Die enorme öffentliche Debatte hat auf der Haben-Seite nämlich auch einen Ertrag. Nun haben alle Hausbesitzer, und nur diese waren ja anzusprechen, sich ihre Gedanken gemacht. Das Ergebnis: Sie werden ihren Vorteil darin erkannt haben zu tun, was das Gesetz ihnen ursprünglich strikte abverlangen sollte.
Das Gebäudeenergiegesetz (GEG) ist der Nachfolger des Gesetzes zur Einsparung von Energie (EnEG). Dessen Entstehung geht zurück auf eine Einsicht im Gefolge der ebenfalls Embargo-bedingten Energiepreiskrise im Jahre 1973. Man fragte sich, weshalb die Gebäude so ausgelegt wurden, dass sie einen so hohen Heizenergiebedarf haben – und entdeckte als Grund für die geringe Resilienz ein Marktversagen. Die Eigentümer, die Gebäude errichten, rechnen gar nicht, wie man sich das bei rationalen Marktteilnehmern eigentlich vorstellt. Gebäude wurden energetisch lediglich normgerecht ausgelegt, das war alles. Der so in Stein gemeißelte oder in Beton gegossene Energiebedarf eines Gebäudes wurde durch Heizöl zu den damals niedrigen Preisen gedeckt. Mehr an individueller Rationalität gab es da nicht.

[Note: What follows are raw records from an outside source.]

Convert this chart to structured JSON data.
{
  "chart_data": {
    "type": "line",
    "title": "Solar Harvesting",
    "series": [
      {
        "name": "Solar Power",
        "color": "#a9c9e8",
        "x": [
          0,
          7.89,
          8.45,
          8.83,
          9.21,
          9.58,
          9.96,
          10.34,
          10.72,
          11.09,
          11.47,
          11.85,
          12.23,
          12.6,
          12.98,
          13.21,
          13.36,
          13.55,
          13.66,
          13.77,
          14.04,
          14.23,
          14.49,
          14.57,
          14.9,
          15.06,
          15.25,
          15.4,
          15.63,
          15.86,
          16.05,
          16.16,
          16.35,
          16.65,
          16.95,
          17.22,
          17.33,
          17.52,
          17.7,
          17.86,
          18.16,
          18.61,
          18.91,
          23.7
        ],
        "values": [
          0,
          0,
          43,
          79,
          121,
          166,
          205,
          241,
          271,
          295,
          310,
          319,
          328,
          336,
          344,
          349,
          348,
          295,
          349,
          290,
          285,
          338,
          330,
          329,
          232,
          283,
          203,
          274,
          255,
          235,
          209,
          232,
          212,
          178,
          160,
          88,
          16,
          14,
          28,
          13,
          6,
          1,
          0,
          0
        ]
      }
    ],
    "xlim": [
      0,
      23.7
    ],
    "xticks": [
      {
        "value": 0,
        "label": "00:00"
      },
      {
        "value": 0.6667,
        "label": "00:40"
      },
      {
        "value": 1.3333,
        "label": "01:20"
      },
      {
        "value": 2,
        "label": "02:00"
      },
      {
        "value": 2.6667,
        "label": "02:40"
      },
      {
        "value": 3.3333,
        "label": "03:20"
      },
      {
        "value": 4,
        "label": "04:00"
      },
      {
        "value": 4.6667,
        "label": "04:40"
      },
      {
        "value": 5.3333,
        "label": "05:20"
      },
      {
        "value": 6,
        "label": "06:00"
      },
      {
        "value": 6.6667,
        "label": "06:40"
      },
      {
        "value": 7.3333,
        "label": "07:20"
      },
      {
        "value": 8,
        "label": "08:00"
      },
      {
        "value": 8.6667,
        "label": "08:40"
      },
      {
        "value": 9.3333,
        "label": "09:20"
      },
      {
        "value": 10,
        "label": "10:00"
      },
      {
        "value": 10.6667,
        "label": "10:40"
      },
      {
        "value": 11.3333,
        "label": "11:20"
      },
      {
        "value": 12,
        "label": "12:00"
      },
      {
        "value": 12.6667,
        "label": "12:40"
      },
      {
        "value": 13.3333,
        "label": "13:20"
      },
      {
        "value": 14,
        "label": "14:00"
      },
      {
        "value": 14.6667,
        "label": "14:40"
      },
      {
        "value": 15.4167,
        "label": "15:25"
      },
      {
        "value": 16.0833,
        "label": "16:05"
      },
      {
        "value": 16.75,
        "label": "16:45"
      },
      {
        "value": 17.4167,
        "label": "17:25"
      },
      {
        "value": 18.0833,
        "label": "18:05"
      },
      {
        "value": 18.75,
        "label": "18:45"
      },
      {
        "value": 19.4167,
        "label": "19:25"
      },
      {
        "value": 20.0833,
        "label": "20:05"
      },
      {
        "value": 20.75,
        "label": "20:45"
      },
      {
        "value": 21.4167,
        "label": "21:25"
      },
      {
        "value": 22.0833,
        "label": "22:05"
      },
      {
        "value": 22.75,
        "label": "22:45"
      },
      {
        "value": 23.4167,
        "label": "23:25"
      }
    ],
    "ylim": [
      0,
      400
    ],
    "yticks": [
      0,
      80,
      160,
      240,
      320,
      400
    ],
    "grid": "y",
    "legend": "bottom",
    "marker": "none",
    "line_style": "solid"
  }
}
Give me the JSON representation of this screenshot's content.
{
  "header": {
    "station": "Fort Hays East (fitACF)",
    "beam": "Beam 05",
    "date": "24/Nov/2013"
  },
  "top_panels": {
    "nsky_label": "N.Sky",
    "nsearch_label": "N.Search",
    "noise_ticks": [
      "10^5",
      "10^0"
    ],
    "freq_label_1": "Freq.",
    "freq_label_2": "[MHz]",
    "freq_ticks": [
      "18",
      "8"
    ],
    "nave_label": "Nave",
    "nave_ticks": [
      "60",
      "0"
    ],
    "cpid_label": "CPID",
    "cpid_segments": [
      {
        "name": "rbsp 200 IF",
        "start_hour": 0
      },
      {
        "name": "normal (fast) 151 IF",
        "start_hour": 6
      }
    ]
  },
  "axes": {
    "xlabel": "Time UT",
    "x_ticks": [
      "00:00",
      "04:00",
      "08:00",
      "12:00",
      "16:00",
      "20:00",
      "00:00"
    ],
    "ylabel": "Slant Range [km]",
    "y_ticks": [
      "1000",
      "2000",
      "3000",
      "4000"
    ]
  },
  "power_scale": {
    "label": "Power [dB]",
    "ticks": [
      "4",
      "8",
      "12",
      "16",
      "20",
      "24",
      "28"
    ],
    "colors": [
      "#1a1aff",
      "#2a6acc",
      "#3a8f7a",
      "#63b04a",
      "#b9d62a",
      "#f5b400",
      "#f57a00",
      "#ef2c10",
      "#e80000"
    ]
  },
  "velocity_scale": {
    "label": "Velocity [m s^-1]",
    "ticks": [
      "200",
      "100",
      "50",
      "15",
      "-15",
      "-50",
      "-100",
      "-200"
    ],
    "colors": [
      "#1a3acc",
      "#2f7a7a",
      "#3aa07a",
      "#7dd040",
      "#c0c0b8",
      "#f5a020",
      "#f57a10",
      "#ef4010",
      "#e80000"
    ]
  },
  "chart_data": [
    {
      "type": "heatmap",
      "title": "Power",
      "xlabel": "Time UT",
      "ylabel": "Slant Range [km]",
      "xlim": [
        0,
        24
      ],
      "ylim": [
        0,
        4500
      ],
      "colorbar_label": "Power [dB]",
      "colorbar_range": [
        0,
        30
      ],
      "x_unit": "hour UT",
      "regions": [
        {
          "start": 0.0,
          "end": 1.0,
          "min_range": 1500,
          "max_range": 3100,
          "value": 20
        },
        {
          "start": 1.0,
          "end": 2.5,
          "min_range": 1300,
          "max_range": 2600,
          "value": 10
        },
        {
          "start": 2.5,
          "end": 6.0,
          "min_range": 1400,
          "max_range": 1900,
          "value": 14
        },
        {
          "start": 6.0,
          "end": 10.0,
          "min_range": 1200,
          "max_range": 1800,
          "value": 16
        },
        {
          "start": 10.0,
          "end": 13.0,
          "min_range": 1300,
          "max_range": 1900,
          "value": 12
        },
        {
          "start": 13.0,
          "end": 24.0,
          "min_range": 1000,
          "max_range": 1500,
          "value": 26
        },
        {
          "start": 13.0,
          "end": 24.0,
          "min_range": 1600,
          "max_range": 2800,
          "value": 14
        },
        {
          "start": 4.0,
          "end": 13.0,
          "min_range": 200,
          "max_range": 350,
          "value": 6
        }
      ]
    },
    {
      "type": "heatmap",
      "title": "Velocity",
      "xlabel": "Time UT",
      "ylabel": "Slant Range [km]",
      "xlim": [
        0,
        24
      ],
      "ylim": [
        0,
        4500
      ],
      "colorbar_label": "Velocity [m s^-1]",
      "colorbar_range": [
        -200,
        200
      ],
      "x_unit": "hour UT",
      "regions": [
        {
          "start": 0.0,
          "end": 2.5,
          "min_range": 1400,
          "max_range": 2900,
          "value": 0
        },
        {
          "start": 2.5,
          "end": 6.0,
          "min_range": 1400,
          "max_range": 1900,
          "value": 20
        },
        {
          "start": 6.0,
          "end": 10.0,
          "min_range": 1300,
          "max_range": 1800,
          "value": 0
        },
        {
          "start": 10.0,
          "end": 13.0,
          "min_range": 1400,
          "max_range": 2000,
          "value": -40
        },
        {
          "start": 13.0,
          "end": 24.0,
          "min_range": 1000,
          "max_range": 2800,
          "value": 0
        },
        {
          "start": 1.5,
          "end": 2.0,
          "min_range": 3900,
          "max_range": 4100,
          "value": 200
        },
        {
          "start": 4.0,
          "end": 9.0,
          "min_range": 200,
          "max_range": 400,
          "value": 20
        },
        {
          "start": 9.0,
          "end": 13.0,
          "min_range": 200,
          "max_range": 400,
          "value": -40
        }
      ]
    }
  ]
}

Die technische Norm, an die man sich hielt, war eine, die eine Mindestauslegung festlegte. Kriterium war, dass das Gebäude keinen Schaden nimmt. Der Gesetzgeber nahm diese tumbe,
herdenartige Verhaltensweise der Eigentümer als Ansatzpunkt. Er schuf 1976 das Gesetz zur Einsparung von Energie in Gebäuden – Energieeinspargesetz (EnEG) –; damit ersetzte er die Norm. Der Schlüsselsatz des neuen Gesetzes lautete und lautet bis heute im GEG: Wer ein Gebäude errichtet, hat es so zu entwerfen und auszuführen, dass beim Heizen und Kühlen vermeidbare Energieverluste unterbleiben. Das Nähere regelt eine Ausführungsverordnung. Dasselbe gilt für Heizungsanlagen. In sämtlichen Fassungen des EnEG war das Kriterium „vermeidbar“ noch näher definiert worden, als im Zusatzaufwand „wirtschaftlich vertretbar“ (§ 5 EnEG). Und zwar nicht in jedem Einzelfall, sondern generell. Der Sinn von Regelungen im GEG ist also, Eigentümer vor unwirtschaftlichen Unter-Investitionen in ihr Gebäude zu schützen, sie zugleich besser zu schützen vor den Volatilitäten des Weltmarktes.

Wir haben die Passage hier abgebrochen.